# Convergence on a Piecewise $f_n$ convergence

$$f_n:[0,1]\rightarrow \mathbb{R}$$ and $$f_n(x)=\begin{cases} n^2x & \text{ if } 0\leq x< \frac{1}{n} \\ \frac{1}{(n+1)x-1}& \text{ if } \frac{1}{n}\leq x\leq 1 \end{cases}$$

Study convergence and the uniformly convergence.
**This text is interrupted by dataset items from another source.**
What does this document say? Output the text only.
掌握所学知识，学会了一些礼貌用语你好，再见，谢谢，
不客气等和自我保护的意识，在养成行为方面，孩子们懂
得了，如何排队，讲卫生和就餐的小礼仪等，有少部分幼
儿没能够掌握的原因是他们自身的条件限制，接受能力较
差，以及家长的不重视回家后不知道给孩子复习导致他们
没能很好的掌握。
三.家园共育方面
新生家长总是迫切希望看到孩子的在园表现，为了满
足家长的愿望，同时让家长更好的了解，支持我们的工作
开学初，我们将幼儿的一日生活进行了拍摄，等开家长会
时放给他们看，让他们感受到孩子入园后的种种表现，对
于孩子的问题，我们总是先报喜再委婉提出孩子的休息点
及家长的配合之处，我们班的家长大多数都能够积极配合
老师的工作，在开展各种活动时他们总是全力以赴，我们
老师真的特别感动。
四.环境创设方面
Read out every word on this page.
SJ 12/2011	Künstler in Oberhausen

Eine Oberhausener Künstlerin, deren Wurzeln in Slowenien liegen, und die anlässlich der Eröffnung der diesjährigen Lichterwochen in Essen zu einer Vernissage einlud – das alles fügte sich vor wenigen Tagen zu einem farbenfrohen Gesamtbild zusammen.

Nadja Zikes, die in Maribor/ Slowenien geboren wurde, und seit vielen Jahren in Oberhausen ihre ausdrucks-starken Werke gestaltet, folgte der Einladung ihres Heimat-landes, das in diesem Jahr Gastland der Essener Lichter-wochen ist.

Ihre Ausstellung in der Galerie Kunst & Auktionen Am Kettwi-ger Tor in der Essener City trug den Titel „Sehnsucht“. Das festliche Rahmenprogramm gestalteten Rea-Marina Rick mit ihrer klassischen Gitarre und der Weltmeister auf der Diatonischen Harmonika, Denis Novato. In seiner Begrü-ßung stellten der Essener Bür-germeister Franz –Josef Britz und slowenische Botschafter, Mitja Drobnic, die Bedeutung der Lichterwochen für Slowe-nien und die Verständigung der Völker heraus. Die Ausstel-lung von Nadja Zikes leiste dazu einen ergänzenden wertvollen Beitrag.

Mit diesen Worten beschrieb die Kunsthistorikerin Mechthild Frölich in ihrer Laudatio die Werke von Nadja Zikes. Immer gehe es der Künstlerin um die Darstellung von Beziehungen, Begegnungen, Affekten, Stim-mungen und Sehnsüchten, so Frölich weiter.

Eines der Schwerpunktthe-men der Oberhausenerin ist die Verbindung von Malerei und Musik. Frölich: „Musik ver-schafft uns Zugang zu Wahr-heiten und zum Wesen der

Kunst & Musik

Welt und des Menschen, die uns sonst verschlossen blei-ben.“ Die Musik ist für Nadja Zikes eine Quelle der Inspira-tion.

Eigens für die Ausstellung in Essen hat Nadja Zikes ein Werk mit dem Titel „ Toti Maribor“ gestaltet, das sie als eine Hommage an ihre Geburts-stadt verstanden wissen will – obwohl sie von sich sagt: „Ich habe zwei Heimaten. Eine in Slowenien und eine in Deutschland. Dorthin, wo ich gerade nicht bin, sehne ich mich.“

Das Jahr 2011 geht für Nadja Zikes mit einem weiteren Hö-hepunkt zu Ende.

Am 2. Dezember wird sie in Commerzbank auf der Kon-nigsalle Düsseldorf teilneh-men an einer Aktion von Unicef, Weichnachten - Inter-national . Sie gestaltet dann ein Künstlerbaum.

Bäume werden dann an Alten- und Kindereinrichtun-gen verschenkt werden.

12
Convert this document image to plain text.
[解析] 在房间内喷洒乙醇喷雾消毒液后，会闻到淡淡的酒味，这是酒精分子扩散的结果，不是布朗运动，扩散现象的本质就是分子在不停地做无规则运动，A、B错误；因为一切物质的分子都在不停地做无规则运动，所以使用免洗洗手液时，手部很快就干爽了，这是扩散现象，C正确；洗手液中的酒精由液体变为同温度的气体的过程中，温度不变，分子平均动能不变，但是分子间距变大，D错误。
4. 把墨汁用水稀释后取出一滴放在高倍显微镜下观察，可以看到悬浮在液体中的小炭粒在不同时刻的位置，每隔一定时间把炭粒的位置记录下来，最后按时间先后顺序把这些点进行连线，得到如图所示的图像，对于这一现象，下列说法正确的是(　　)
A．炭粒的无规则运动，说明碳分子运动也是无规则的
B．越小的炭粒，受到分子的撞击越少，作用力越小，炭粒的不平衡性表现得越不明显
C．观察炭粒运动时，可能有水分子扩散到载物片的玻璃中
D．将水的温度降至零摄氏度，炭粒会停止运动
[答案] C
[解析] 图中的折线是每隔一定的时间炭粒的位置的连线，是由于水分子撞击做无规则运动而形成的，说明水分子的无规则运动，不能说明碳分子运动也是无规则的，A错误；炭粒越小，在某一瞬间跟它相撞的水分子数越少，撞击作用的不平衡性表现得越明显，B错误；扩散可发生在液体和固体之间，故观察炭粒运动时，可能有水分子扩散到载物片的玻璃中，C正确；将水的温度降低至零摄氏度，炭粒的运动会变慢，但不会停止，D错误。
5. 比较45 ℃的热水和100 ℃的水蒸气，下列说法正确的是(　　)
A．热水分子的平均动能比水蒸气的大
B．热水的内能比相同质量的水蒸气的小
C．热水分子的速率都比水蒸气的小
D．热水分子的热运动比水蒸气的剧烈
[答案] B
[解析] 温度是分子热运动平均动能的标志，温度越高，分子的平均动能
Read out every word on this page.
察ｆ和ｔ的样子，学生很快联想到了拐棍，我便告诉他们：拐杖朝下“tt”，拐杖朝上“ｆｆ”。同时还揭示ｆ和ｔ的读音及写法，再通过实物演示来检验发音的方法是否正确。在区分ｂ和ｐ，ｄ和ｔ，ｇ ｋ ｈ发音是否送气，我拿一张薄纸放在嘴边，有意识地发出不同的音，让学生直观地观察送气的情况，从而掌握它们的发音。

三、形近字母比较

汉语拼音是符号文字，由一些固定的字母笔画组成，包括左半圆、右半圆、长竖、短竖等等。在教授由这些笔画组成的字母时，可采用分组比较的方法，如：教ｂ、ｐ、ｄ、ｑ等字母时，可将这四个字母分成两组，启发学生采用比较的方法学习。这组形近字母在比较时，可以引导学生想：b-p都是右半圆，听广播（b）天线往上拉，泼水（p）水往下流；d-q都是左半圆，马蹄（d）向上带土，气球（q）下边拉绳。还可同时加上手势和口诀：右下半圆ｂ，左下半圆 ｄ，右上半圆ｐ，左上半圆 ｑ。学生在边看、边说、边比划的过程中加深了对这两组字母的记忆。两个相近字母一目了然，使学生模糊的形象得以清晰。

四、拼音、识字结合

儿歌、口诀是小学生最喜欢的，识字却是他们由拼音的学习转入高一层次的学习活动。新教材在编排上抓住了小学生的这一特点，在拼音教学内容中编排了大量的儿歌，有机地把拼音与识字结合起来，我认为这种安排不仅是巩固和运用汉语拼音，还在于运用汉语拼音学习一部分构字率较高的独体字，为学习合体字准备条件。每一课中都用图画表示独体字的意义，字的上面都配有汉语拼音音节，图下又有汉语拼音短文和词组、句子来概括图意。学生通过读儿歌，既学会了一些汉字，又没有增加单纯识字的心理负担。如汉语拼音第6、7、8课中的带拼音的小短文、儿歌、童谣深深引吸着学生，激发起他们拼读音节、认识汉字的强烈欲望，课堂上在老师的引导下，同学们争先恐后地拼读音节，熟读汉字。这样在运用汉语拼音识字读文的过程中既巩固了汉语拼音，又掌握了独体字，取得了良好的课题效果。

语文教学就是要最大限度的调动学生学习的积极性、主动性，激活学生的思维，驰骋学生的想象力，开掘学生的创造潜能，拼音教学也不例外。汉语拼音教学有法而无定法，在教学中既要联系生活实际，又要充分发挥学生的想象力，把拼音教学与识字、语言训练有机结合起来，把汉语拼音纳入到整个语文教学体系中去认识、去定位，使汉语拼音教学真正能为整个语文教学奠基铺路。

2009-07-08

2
for $$x=0$$ we have $$f_n(0)=0$$ for $$0< x\leq 1$$ it exists a $$n_o \in\mathbb{N}$$ such that $$\frac{1}{n_0} for every $$n>n_0$$ $$\frac{1}{n} $$f_n(x)=\frac{1}{(n+1)x-1}\rightarrow 0$$ as $$n\rightarrow \infty$$

$$\Rightarrow f_n\rightarrow0$$

I want to show that $$f_n$$ doesn't convergence uniformly, I calculated $$\int_{0}^{1}f_ndx=1/2\neq 0$$ and that mean that indeed it doesn't convergence uniformly. But it $$\int_{0}^{1}f_ndx=0$$ does that mean that $$f_n$$ convergence uniformly? Are there any other ways to show that it is uniformly converges or not. how can I use the $$sup$$ on a piecewise $$f_n$$?

I think that it is much simpler to say that$$\sup_{x\in[0,1]}|f_n|=n.\tag1$$So, you don't have $$\lim_{n\to\infty}|f_n-0|=0$$, which means that the convergence is not uniform.
Note that $$f_n\left(\frac1n\right)=n$$, and this is enough to prove that $$\sup_{x\in[0,1]}|f_n|\geqslant n$$, which, in turn, is enough to prove that the convergence is not uniform. You actually have $$(1)$$ because $$f$$ is increasing on $$\left[0,\frac1n\right]$$ and decreasing on $$\left[\frac1n,1\right]$$.
On the other hand, even if $$(f_n)_{n\in\Bbb N}$$ is a sequence of continuous functions from $$[0,1]$$ into $$\Bbb R_+$$ which converges pointwise to the null function and that $$\lim_{n\to\infty}\int_0^1f_n(x)\,\mathrm dx=0$$, you cannot deduce that the convergence is uniform. Take, for instance$$\begin{array}{rccc}f_n\colon&[0,1]&\longrightarrow&\Bbb R\\&x&\mapsto&\begin{cases}nx&\text{ if }x\leqslant\frac1{2n}\\1-nx&\text{ if }x\in\left[\frac1{2n},\frac1n\right]\\0&\text{ otherwise.}\end{cases}\end{array}$$The convergence is not uniform because$$(\forall n\in\Bbb N):\sup f_n=f_n\left(\frac1{2n}\right)=\frac12.$$
For all $$n$$ you have $$f_n(1/n) = n$$ Hence $$\sup_{x \in [0,1]} |f_n(x)| \ge n$$ This means that $$f_n$$ does not converge uniformly.